Centre for Urban Network Evolutions (UrbNet) is a groundbreaking archaeological research initiative exploring the evolution of urbanism and urban networks from the Hellenistic Period to the Middle Ages. The centre is based at Aarhus University, School of Culture and Society, and is funded as a Centre of Excellence by the Danish National Research Foundation. UrbNet was inaugurated 30 January 2015.
UrbNet aims to compare the archaeology of urbanism from medieval Northern Europe to the Ancient Mediterranean and the Indian Ocean World, and determine how – and to what extent – urban networks catalysed societal and environmental expansions and crises in the past.

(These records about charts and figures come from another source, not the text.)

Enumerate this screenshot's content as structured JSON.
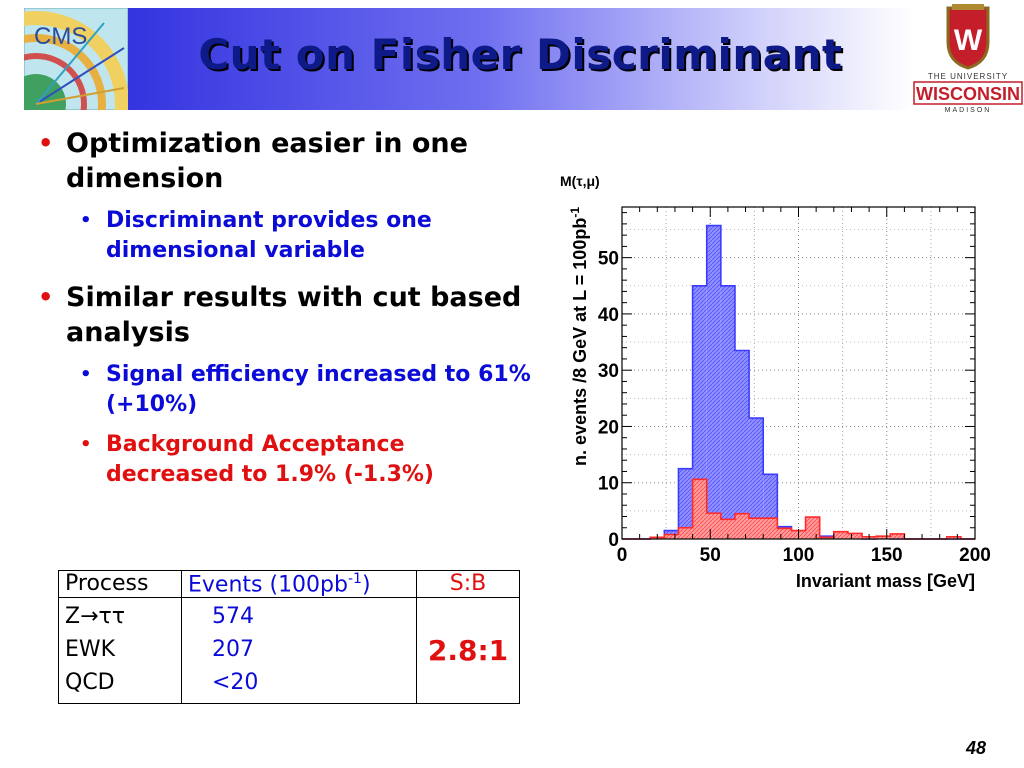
{
  "slide": {
    "title": "Cut on Fisher Discriminant",
    "page_number": "48"
  },
  "logos": {
    "left_text": "CMS",
    "right_line1": "THE UNIVERSITY",
    "right_line2": "WISCONSIN",
    "right_line3": "MADISON",
    "right_crest_letter": "W"
  },
  "bullets": [
    {
      "text": "Optimization easier in one dimension",
      "sub": [
        {
          "text": "Discriminant provides one dimensional variable",
          "color": "#0b0bd8"
        }
      ]
    },
    {
      "text": "Similar results with cut based analysis",
      "sub": [
        {
          "text": "Signal efficiency increased to 61% (+10%)",
          "color": "#0b0bd8"
        },
        {
          "text": "Background Acceptance decreased to 1.9% (-1.3%)",
          "color": "#e01010"
        }
      ]
    }
  ],
  "table": {
    "headers": {
      "process": "Process",
      "events_base": "Events (100pb",
      "events_exp": "-1",
      "events_close": ")",
      "sb": "S:B"
    },
    "rows": [
      {
        "process": "Z→ττ",
        "events": "574"
      },
      {
        "process": "EWK",
        "events": "207"
      },
      {
        "process": "QCD",
        "events": "<20"
      }
    ],
    "sb_value": "2.8:1"
  },
  "chart_data": {
    "type": "bar",
    "title": "M(τ,μ)",
    "xlabel": "Invariant mass [GeV]",
    "ylabel": "n. events /8 GeV at L = 100pb",
    "ylabel_exp": "-1",
    "xlim": [
      0,
      200
    ],
    "ylim": [
      0,
      59
    ],
    "xticks": [
      0,
      50,
      100,
      150,
      200
    ],
    "yticks": [
      0,
      10,
      20,
      30,
      40,
      50
    ],
    "bin_width": 8,
    "bin_edges": [
      0,
      8,
      16,
      24,
      32,
      40,
      48,
      56,
      64,
      72,
      80,
      88,
      96,
      104,
      112,
      120,
      128,
      136,
      144,
      152,
      160,
      168,
      176,
      184,
      192,
      200
    ],
    "series": [
      {
        "color": "#3b3bff",
        "fill": "#8f8fff",
        "values": [
          0,
          0,
          0.3,
          1.5,
          12.5,
          45,
          55.7,
          45,
          33.5,
          21.5,
          11.5,
          2.2,
          1.4,
          0.6,
          0.5,
          0.2,
          0.2,
          0,
          0.1,
          0,
          0,
          0,
          0,
          0,
          0
        ]
      },
      {
        "color": "#ff2b2b",
        "fill": "#ff9a9a",
        "values": [
          0,
          0,
          0.3,
          0.8,
          2,
          10.6,
          4.6,
          3.5,
          4.5,
          3.7,
          3.7,
          1.9,
          1.5,
          3.9,
          0.3,
          1.3,
          1,
          0.4,
          0.5,
          0.9,
          0,
          0,
          0,
          0.4,
          0
        ]
      }
    ]
  }
}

The centre is firmly rooted in the humanities but enjoys close, collaborative ties with natural sciences.
UrbNet aims to advance the understanding of the historical process of urban evolution, and this will be achieved by developing the ability of archaeology to characterise the scale and pace of events and processes. A series of recently developed scientific techniques afford unique potential for archaeology to refine the precision of dates, contexts and provenance ascribed to excavated materials. These will be integrated to form a new “high-definition” approach to the study of global and interregional dynamics. The provenance of materials is clarified through the application of chemical, isotopic and biomolecular analysis of organic and inorganic materials. The characterisation of contexts is augmented by the application of soil chemistry, analysis of ecofacts and micromorphology, and this is then used to reconstruct high-precision chronologies through increasingly sophisticated statistical modelling of radiocarbon dating and other fast-developing methods, such as optically-stimulated luminescence.
UrbNet’s work will comprise projects that intersect questions and problems concerning urban development and networks in the regions from Northern Europe over the Levant to the East Coast of Africa. It involves elaborate work on empirical material from a number of existing excavation projects, and the centre aims to make substantial contributions toward theoretical and methodological developments in the field. Individual projects may also arise from other bodies of data.
The centre is headed by Centre director Rubina Raja, professor of Classical Archaeology, and Deputy director Søren Sindbæk, professor of Medieval Archaeology. Furthermore, the centre consists of a strong, interdisciplinary core group.